The transition to a younger group was started for him by his predecessor, Fabio Capello, with half of the much-maligned 2010 World Cup squad no longer included, but Hodgson is keen to avoid the mistake Chelsea made last season in dispensing with players prematurely.
"André Villas-Boas when he came into Chelsea decided that's the way he would go and maybe was advised to by the owner, and yet eventually they're the players who come back and win them the Champions' League," Hodgson said.
"I think they're still good enough. I want to win football matches and I won't be prepared to throw away players of the quality of Lampard and Terry and Gerrard until I'm sure there are much better players who can take their place. That's not happening in their club teams at the moment because they're very, very important members of them and when they don't play, their club teams miss them enormously.
He added: "When they let me down, maybe I'll say people were right, but they haven't done that as yet – quite the reverse. Terry and Gerrard were two of the most important people in the Euros."
A decision on Terry may be taken out of Hodgson's hands if he is found guilty on a Football Association charge relating to the Queens Park Rangers defender Anton Ferdinand, but his personal hearing has been delayed until after the games against Moldova and at home to Ukraine (for which many tickets remain unsold). In the meantime, Hodgson prefers a policy of gradual integration of young players such as Ryan Bertrand, Alex Oxlade-Chamberlain, Tom Cleverley and Daniel Sturridge.
He has quickly resigned himself to losing players through injury as well as having others, like that younger generation, who are not first choices for their clubs. "That's not something I can say I'm happy about," he said. "I have to accept that, unfortunately. There is a situation today where the talent in the country, especially the younger talent, is going to get attracted to the bigger clubs to some extent who have quite strong squads and it's not always going to be easy for them to break into the team. So it's up to these lads to make sure they do get in."
At least previous fringe players such as Andy Carroll at West Ham and Adam Johnson at Sunderland, should now do so. As for the old guard, Hodgson will take his turn as the latest England manager to try to get Lampard and Gerrard working together. "They're both very good players," he said. "It's maybe just that when the game has taken place people haven't enjoyed what they saw.
"It's simple. They haven't been together in my time as England manager and I don't see any obstacles as to why they can't play together. I'm not going to be affected by past judgements of them playing together. I'll make my own judgements."
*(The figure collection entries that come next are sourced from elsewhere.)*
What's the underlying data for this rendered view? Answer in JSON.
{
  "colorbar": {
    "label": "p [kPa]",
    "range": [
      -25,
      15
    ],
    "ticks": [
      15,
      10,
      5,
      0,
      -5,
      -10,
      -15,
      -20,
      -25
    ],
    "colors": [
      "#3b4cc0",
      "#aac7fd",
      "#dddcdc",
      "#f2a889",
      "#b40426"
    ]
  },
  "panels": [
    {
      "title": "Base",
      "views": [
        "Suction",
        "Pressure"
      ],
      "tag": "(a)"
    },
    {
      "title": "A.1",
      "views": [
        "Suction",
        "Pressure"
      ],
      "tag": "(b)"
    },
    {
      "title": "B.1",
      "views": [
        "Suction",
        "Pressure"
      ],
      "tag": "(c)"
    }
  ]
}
Rooney should be available for the October games against San Marino and Poland. "He's a player who can make our England team better and, when he's fit, it's up to him to prove that," said Hodgson. "There's no doubt he wants to play and he's eager to do a good job for England and I want to give him that chance. After that it will be up to him to seize that chance, to play well and put some of those past criticisms to bed."